Comment by jhereg — 24 October 2006 @ 12:23 PM
Jason wrote:
“do you think you would’ve had those insights, had you not slogged through all the conscious material? I can definitely see how something like architecture might consist of collecting a lot of miscellaneous crap that you don’t really understand, until you finally reach a critical mass of knowledge where it all suddenly “turns on.”".
I totally agree, that’s exactly how it feels. We keep ‘inputting’ more and more information in terms of possible conscious design solutions and then suddenly a good one appears out of nowhere.
In other words the input process is more than reading the brief - it’s doing the bad, concious-level designs too.
Comment by Aaron — 24 October 2006 @ 7:02 PM
It’s not just WoW, of course. I f***ed up my law exams from being an information junkie. There is no excuse. I had hours every day to get my act together, and blew it all letting my mind wander through the labyrinth of the http://WWW. I couldn’t drag myself away. Even being here _now_ is part of that, I think. Why bother to read your cases when you can learn something much more interesting about (say) the nature of dreams? Who wants to read some periwigged ponce (this is English law) providing some scarcely-disguised ex post facto justification for why he should judge in favour of the landlord or the company, or completely abrogate responsibility in the face of executive prerogative? ‘Hey, we judges don’t touch that stuff - it might piss off the wrong people!’
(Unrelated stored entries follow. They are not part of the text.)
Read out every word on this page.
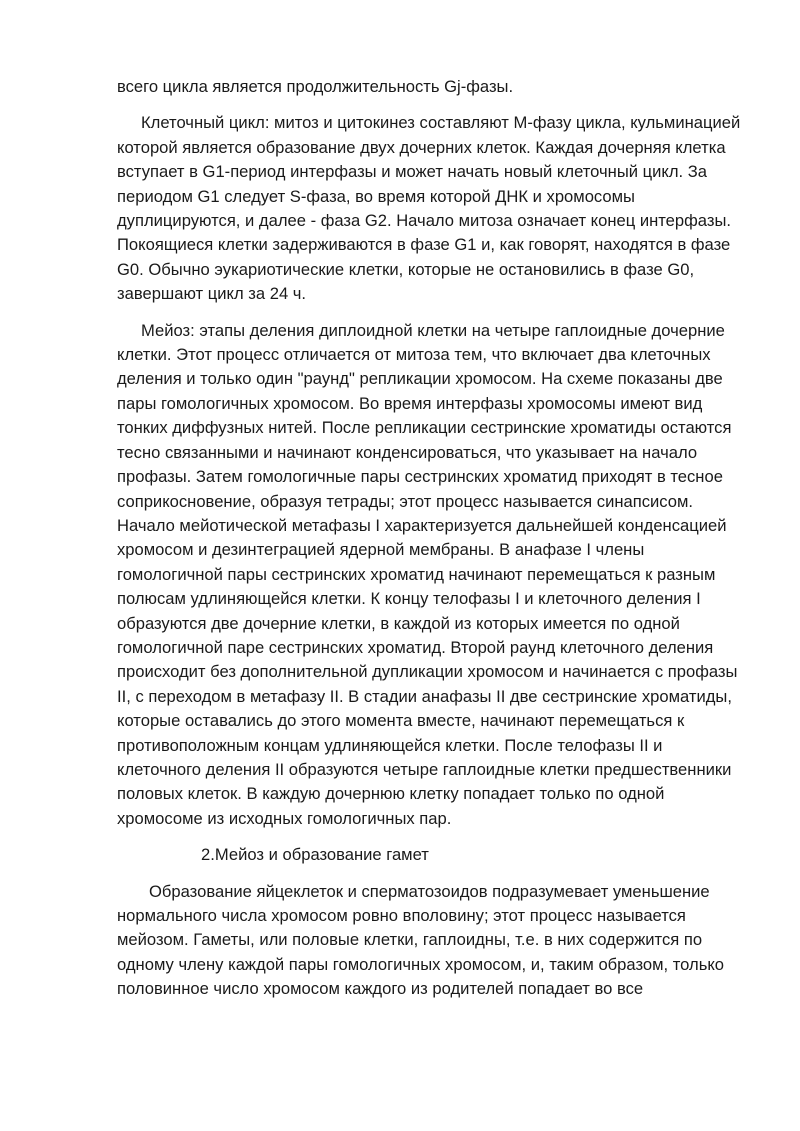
всего цикла является продолжительность Gj-фазы.

Клеточный цикл: митоз и цитокинез составляют М-фазу цикла, кульминацией которой является образование двух дочерних клеток. Каждая дочерняя клетка вступает в G1-период интерфазы и может начать новый клеточный цикл. За периодом G1 следует S-фаза, во время которой ДНК и хромосомы дуплицируются, и далее - фаза G2. Начало митоза означает конец интерфазы. Покоящиеся клетки задерживаются в фазе G1 и, как говорят, находятся в фазе G0. Обычно эукариотические клетки, которые не остановились в фазе G0, завершают цикл за 24 ч.

Мейоз: этапы деления диплоидной клетки на четыре гаплоидные дочерние клетки. Этот процесс отличается от митоза тем, что включает два клеточных деления и только один "раунд" репликации хромосом. На схеме показаны две пары гомологичных хромосом. Во время интерфазы хромосомы имеют вид тонких диффузных нитей. После репликации сестринские хроматиды остаются тесно связанными и начинают конденсироваться, что указывает на начало профазы. Затем гомологичные пары сестринских хроматид приходят в тесное соприкосновение, образуя тетрады; этот процесс называется синапсисом. Начало мейотической метафазы I характеризуется дальнейшей конденсацией хромосом и дезинтеграцией ядерной мембраны. В анафазе I члены гомологичной пары сестринских хроматид начинают перемещаться к разным полюсам удлиняющейся клетки. К концу телофазы I и клеточного деления I образуются две дочерние клетки, в каждой из которых имеется по одной гомологичной паре сестринских хроматид. Второй раунд клеточного деления происходит без дополнительной дупликации хромосом и начинается с профазы II, с переходом в метафазу II. В стадии анафазы II две сестринские хроматиды, которые оставались до этого момента вместе, начинают перемещаться к противоположным концам удлиняющейся клетки. После телофазы II и клеточного деления II образуются четыре гаплоидные клетки предшественники половых клеток. В каждую дочернюю клетку попадает только по одной хромосоме из исходных гомологичных пар.

2.Мейоз и образование гамет

Образование яйцеклеток и сперматозоидов подразумевает уменьшение нормального числа хромосом ровно вполовину; этот процесс называется мейозом. Гаметы, или половые клетки, гаплоидны, т.е. в них содержится по одному члену каждой пары гомологичных хромосом, и, таким образом, только половинное число хромосом каждого из родителей попадает во все
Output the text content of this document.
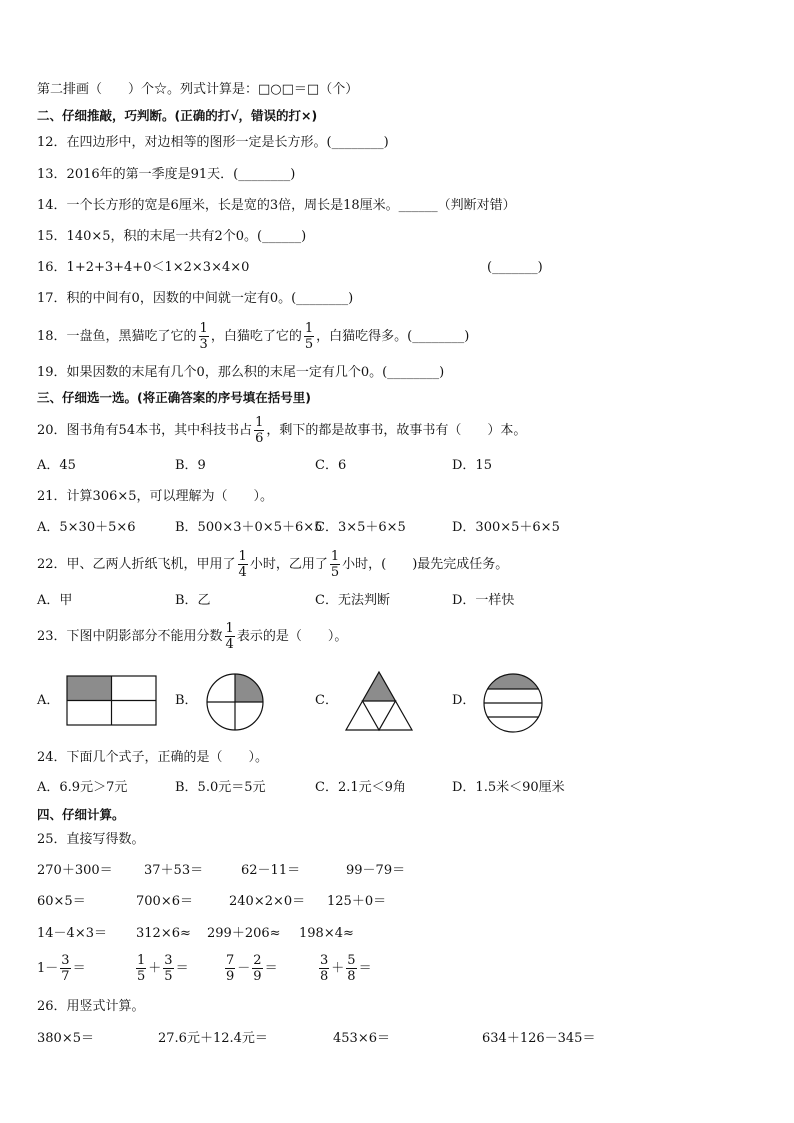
第二排画（　　）个☆。列式计算是：□○□＝□（个）
二、仔细推敲，巧判断。(正确的打√，错误的打×)
12．在四边形中，对边相等的图形一定是长方形。(________)
13．2016年的第一季度是91天．(________)
14．一个长方形的宽是6厘米，长是宽的3倍，周长是18厘米。______（判断对错）
15．140×5，积的末尾一共有2个0。(______)
16．1+2+3+4+0＜1×2×3×4×0	(_______)
17．积的中间有0，因数的中间就一定有0。(________)
18．一盘鱼，黑猫吃了它的 $\frac{1}{3}$ ，白猫吃了它的 $\frac{1}{5}$ ，白猫吃得多。(________)
19．如果因数的末尾有几个0，那么积的末尾一定有几个0。(________)
三、仔细选一选。(将正确答案的序号填在括号里)
20．图书角有54本书，其中科技书占 $\frac{1}{6}$ ，剩下的都是故事书，故事书有（　　）本。
A．45	B．9	C．6	D．15
21．计算306×5，可以理解为（　　）。
A．5×30＋5×6	B．500×3＋0×5＋6×5
C．3×5＋6×5	D．300×5＋6×5
22．甲、乙两人折纸飞机，甲用了 $\frac{1}{4}$ 小时，乙用了 $\frac{1}{5}$ 小时，(　　)最先完成任务。
A．甲	B．乙	C．无法判断	D．一样快
23．下图中阴影部分不能用分数 $\frac{1}{4}$ 表示的是（　　）。
A．	B．	C．	D．
24．下面几个式子，正确的是（　　）。
A．6.9元＞7元	B．5.0元＝5元	C．2.1元＜9角	D．1.5米＜90厘米
四、仔细计算。
25．直接写得数。
270＋300＝ 37＋53＝	62－11＝	99－79＝
60×5＝	700×6＝	240×2×0＝ 125＋0＝
14－4×3＝ 312×6≈ 299＋206≈ 198×4≈
$1- \frac{3}{7}$ ＝	$\frac{1}{5} + \frac{3}{5}$ ＝	$\frac{7}{9} - \frac{2}{9}$ ＝	$\frac{3}{8} + \frac{5}{8}$ ＝
26．用竖式计算。
380×5＝	27.6元＋12.4元＝	453×6＝	634＋126－345＝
To each their own (addiction). Here is a tale: I have always been allergic to advertising, and I don’t drink Coke. Show me cool looking beautiful people drinking Coke (or using any other consumer product)… I don’t buy it, literally. But one day I was sitting in the office and heard some egghead on a boring radio station start talking about his monumental academic history of Coca-Cola. _And after listening to that I went out the vending machine and bought a Coke._ Pathetic. I’d rather I was easily manipulated by smiles and pert breasts.
Anyway, thanks again to Jason for one of the most insightful sites on the Web. It’s just my own problem that I happen to be addicted to this sort of stuff.
Comment by Eric — 25 October 2006 @ 1:01 AM
I had a minor (or short-term major) addiction to MUDs back in the day. Virtual worlds are most certainly a drug (blogs may be as well).
I work in the computer industry today, but I really have grown disenchanted with computing in general. As I repeat over and over to folks: anything powered by electricity is termporary. What I work on every day has very termporary value. This can be a bit disconcerting. But, then again, it pays the bills. And *that* is real.
Ultimately, our lives are in the physical world. The virtual world is one blackout, one protocol upgrade, one disk failure, one obsoleted technology away from oblivian. Digitize all of our knowledge, sure. But if it is not printed, it’s life expectancy is far shorter.
Folks, the virtual is just that, a facade. Steer away from it and enjoy reality. In the end, reality is far more interesting - just a bit harder.
Comment by Todd — 26 October 2006 @ 2:39 AM
So, we’re judging this by permanence? Because in that case, the sun will eventually expand and consume the earth, so this isn’t permanent, either. If the virtual world is just a facade, then are dreams a facade, too? And if it’s a facade, does that mean it doesn’t have value?